Performance assessment of drone-based photogrammetry coupled with machine-learning for the estimation of hail size distributions on the ground

Hail-producing thunderstorm are extreme weather phenomena that can have devastating impacts on the environment, agriculture and infrastructure, leading to large financial losses. Remote sensing techniques such as dual-polarimetric weather radar are the state-of-the-art for observing hail over large areas, but don’t necessarily represent conditions on the ground.

To verify weather radar-based products, current ground-based observations provide valuable information but exhibit various limitations: Crowd-sourced reports provide information over widespread areas, but only indicate the size of the largest hail stones and are biased towards populated areas, while automatic hail sensors and hailpads provide hail size distribution (HSD), based only on small observational areas of <1m², implying that only a partial HSD is retrieved. Drone-based hail photogrammetry can help to close this observational gap by sampling thousands of hailstones within a hail core across large areas of hundreds of square-meters at high resolution. Combining the approaches of previous studies, images captured during a drone flight are combined into a rectified image (orthophoto), from which hailstones are detected and their sizes are estimated using machine-learning models for object detection and image segmentation.

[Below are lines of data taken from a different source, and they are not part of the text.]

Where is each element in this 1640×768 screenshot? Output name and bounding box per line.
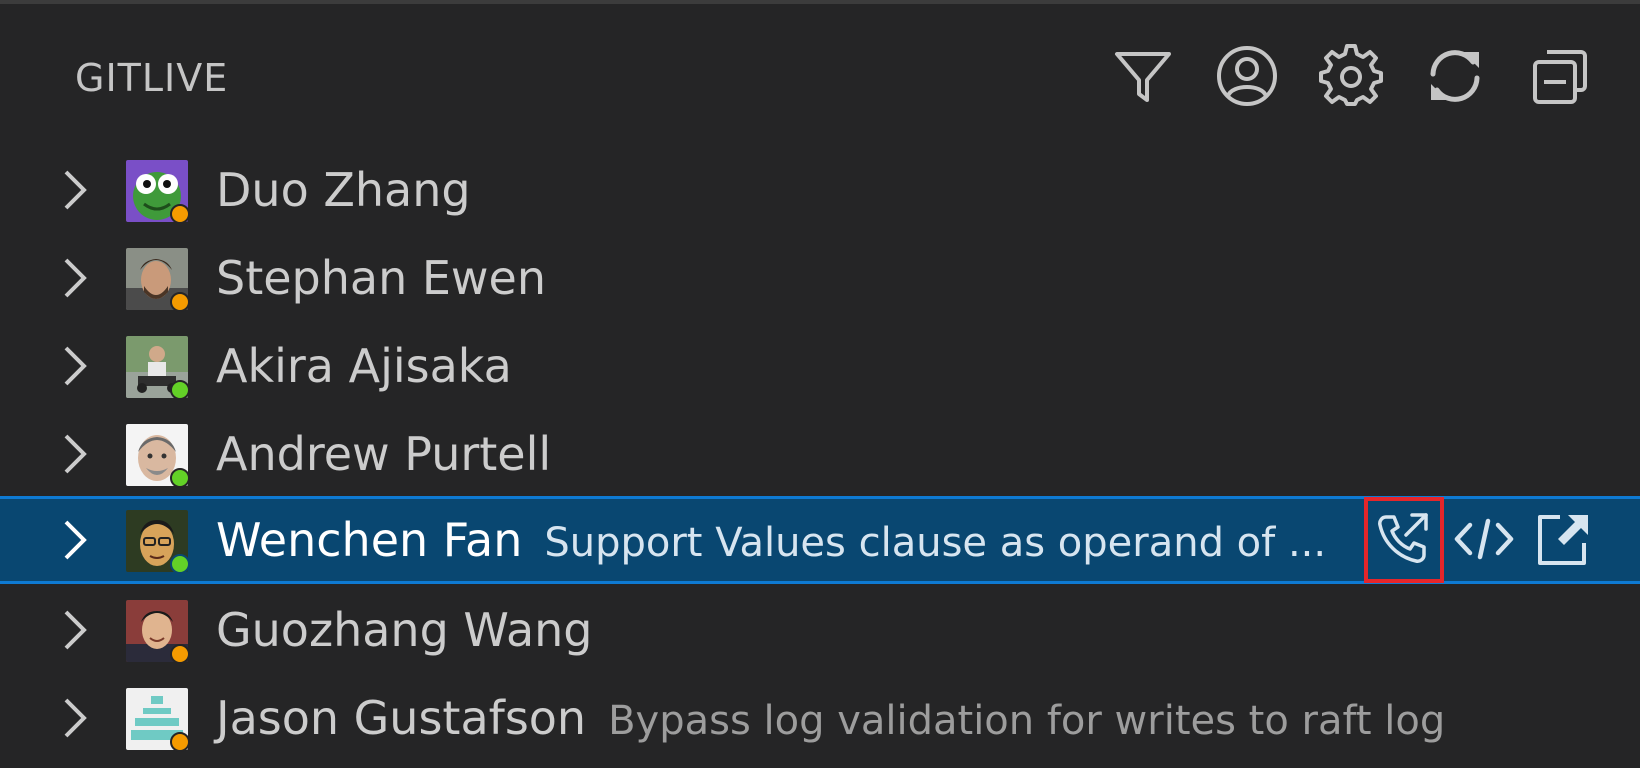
avatar (126, 160, 190, 224)
user-row-selected[interactable]: Wenchen Fan Support Values clause as oper… (0, 496, 1640, 584)
account-icon (1217, 46, 1277, 106)
user-name: Akira Ajisaka (216, 339, 512, 393)
refresh-button[interactable] (1419, 40, 1491, 112)
avatar (126, 510, 190, 574)
collapse-all-button[interactable] (1523, 40, 1595, 112)
chevron-right-icon[interactable] (52, 518, 96, 562)
code-icon (1454, 518, 1514, 560)
open-external-button[interactable] (1526, 501, 1602, 577)
gear-icon (1319, 44, 1383, 106)
user-name: Stephan Ewen (216, 251, 546, 305)
filter-button[interactable] (1107, 40, 1179, 112)
avatar (126, 336, 190, 400)
avatar (126, 600, 190, 664)
chevron-right-icon[interactable] (52, 608, 96, 652)
open-code-button[interactable] (1446, 501, 1522, 577)
chevron-right-icon[interactable] (52, 344, 96, 388)
avatar (126, 688, 190, 752)
chevron-right-icon[interactable] (52, 696, 96, 740)
user-row[interactable]: Jason Gustafson Bypass log validation for… (0, 674, 1640, 762)
user-name: Wenchen Fan (216, 513, 523, 567)
avatar (126, 248, 190, 312)
chevron-right-icon[interactable] (52, 168, 96, 212)
status-away-indicator (170, 292, 190, 312)
user-row[interactable]: Guozhang Wang (0, 586, 1640, 674)
user-row[interactable]: Stephan Ewen (0, 234, 1640, 322)
status-online-indicator (170, 554, 190, 574)
settings-button[interactable] (1315, 40, 1387, 112)
user-activity-description: Bypass log validation for writes to raft… (608, 698, 1446, 744)
status-online-indicator (170, 380, 190, 400)
chevron-right-icon[interactable] (52, 432, 96, 476)
refresh-icon (1430, 50, 1480, 102)
collapse-all-icon (1533, 50, 1587, 104)
status-away-indicator (170, 644, 190, 664)
filter-icon (1115, 52, 1171, 102)
user-row[interactable]: Duo Zhang (0, 146, 1640, 234)
panel-header: GITLIVE (0, 4, 1640, 144)
account-button[interactable] (1211, 40, 1283, 112)
status-away-indicator (170, 732, 190, 752)
user-name: Duo Zhang (216, 163, 471, 217)
status-online-indicator (170, 468, 190, 488)
avatar (126, 424, 190, 488)
external-link-icon (1538, 515, 1588, 565)
user-name: Andrew Purtell (216, 427, 552, 481)
user-activity-description: Support Values clause as operand of ... (544, 520, 1327, 566)
user-row[interactable]: Akira Ajisaka (0, 322, 1640, 410)
user-name: Guozhang Wang (216, 603, 593, 657)
call-icon (1378, 513, 1428, 563)
chevron-right-icon[interactable] (52, 256, 96, 300)
panel-title: GITLIVE (75, 56, 229, 100)
call-button[interactable] (1366, 501, 1442, 577)
status-away-indicator (170, 204, 190, 224)
user-name: Jason Gustafson (216, 691, 587, 745)
user-row[interactable]: Andrew Purtell (0, 410, 1640, 498)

To assess the uncertainty of the hail size distribution retrievals from machine-learning models, we set up experiments on different grass surfaces using synthetic hail objects with a well-defined ground truth in terms of size and number. The results of the experiments are compared to drone-based HSD retrievals of a real hail event, which occurred in 2022 in Locarno, Switzerland. In the experimental setup and the real event, 98% of the synthetic hail objects and 81% of hailstones were correctly detected. Overall, the estimated size is in good agreement with the real size of the synthetic hail objects and only slight underestimations of the detected objects could be found. Across all different size classes, the underestimation is around -0.75mm for both synthetic hail and hailstones. The high performance in detection and size estimation, coupled with large sampling areas allow us to estimate representative HSDs on the ground under favorable conditions, but due to its time-intensive and challenging data collection process, it is best coupled with other measurement methods. In combination, a reliable ground dataset can be created to validate radar estimates and potentially improve forecasting of hail events. Additionally, we present past experiences of using drone-based hail photogrammetry and ongoing improvements of the method to extend its application in the field under challenging conditions.